"The Singular Habits of Wasps" is a science fiction/horror story by Geoffrey A. Landis, about Sherlock Holmes. It was first published in Analog Science Fiction, in April 1994.
Sherlock Holmes is mutilating corpses in Whitechapel... but for a reason no one could have suspected.
"The Singular Habits of Wasps" was a finalist for the Nebula Award for Best Novelette of 1994[1] and the 1995 Hugo Award for Best Novelette.[2]
Publishers Weekly called it a "stunner".[3] Writing in Locus Online, however, Nick Gevers faulted it as "polished but pointless", and a "curious violation of the spirit of its enterprise".[4] When interviewing Landis for Infinity Plus, Gevers further described it as "pretty improbable [for a Sherlock Holmes [[pastiche]]] and thus subversive"; Landis specified that he was "horrified" by the idea that the story could be seen as "contemptuous of Holmes".[5]

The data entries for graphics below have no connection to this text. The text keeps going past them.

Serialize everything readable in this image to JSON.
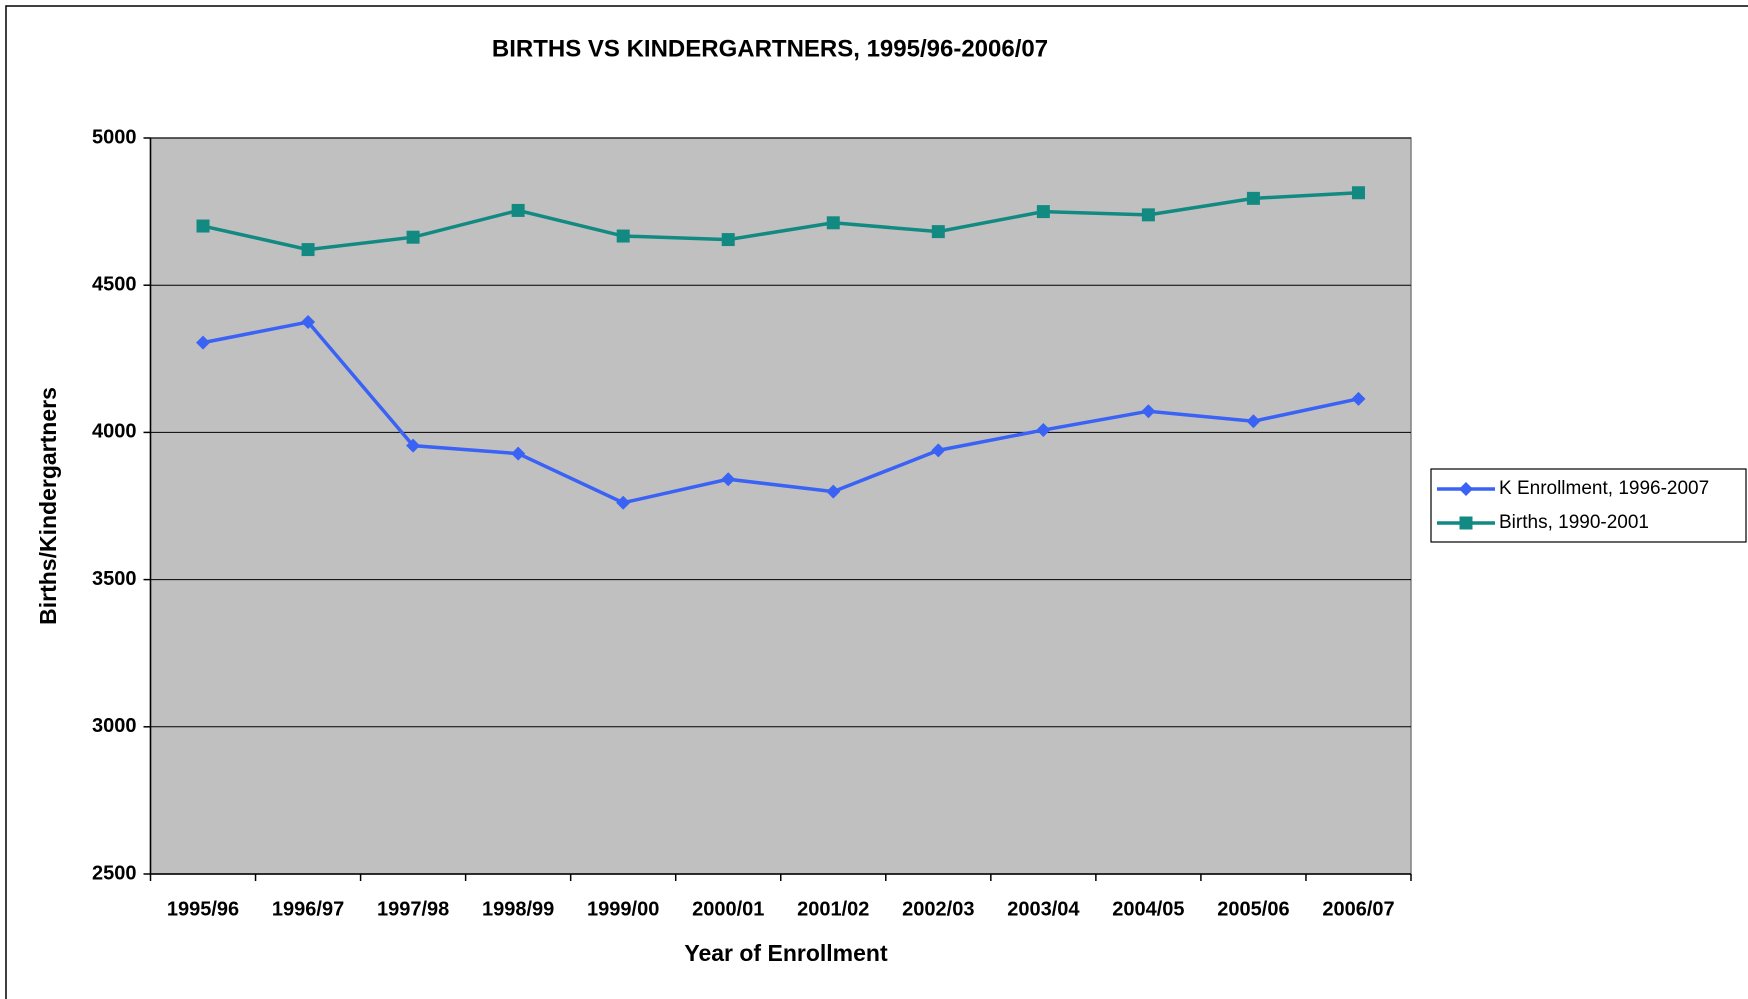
{
  "chart_data": {
    "type": "line",
    "title": "BIRTHS VS KINDERGARTNERS, 1995/96-2006/07",
    "x_label": "Year of Enrollment",
    "y_label": "Births/Kindergartners",
    "categories": [
      "1995/96",
      "1996/97",
      "1997/98",
      "1998/99",
      "1999/00",
      "2000/01",
      "2001/02",
      "2002/03",
      "2003/04",
      "2004/05",
      "2005/06",
      "2006/07"
    ],
    "series": [
      {
        "name": "K Enrollment, 1996-2007",
        "color": "#3a62f5",
        "marker": "diamond",
        "values": [
          4305,
          4375,
          3955,
          3928,
          3761,
          3841,
          3799,
          3939,
          4008,
          4072,
          4038,
          4114
        ]
      },
      {
        "name": "Births, 1990-2001",
        "color": "#128a82",
        "marker": "square",
        "values": [
          4701,
          4621,
          4663,
          4754,
          4667,
          4655,
          4712,
          4682,
          4750,
          4739,
          4795,
          4814
        ]
      }
    ],
    "ylim": [
      2500,
      5000
    ],
    "yticks": [
      2500,
      3000,
      3500,
      4000,
      4500,
      5000
    ],
    "grid": true,
    "legend": "right",
    "plot_background": "#c0c0c0"
  }
}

In 2000, the story was published in the magazine Leading Edge, credited to Phillip S. Barcia; Barcia was subsequently identified as a Florida prisoner who had plagiarized at least two other published stories. Leading Edge formally apologized to Landis, paid him standard reprint fees,[6] and physically modified all the printed copies of Leading Edge so as to correctly credit him.[7]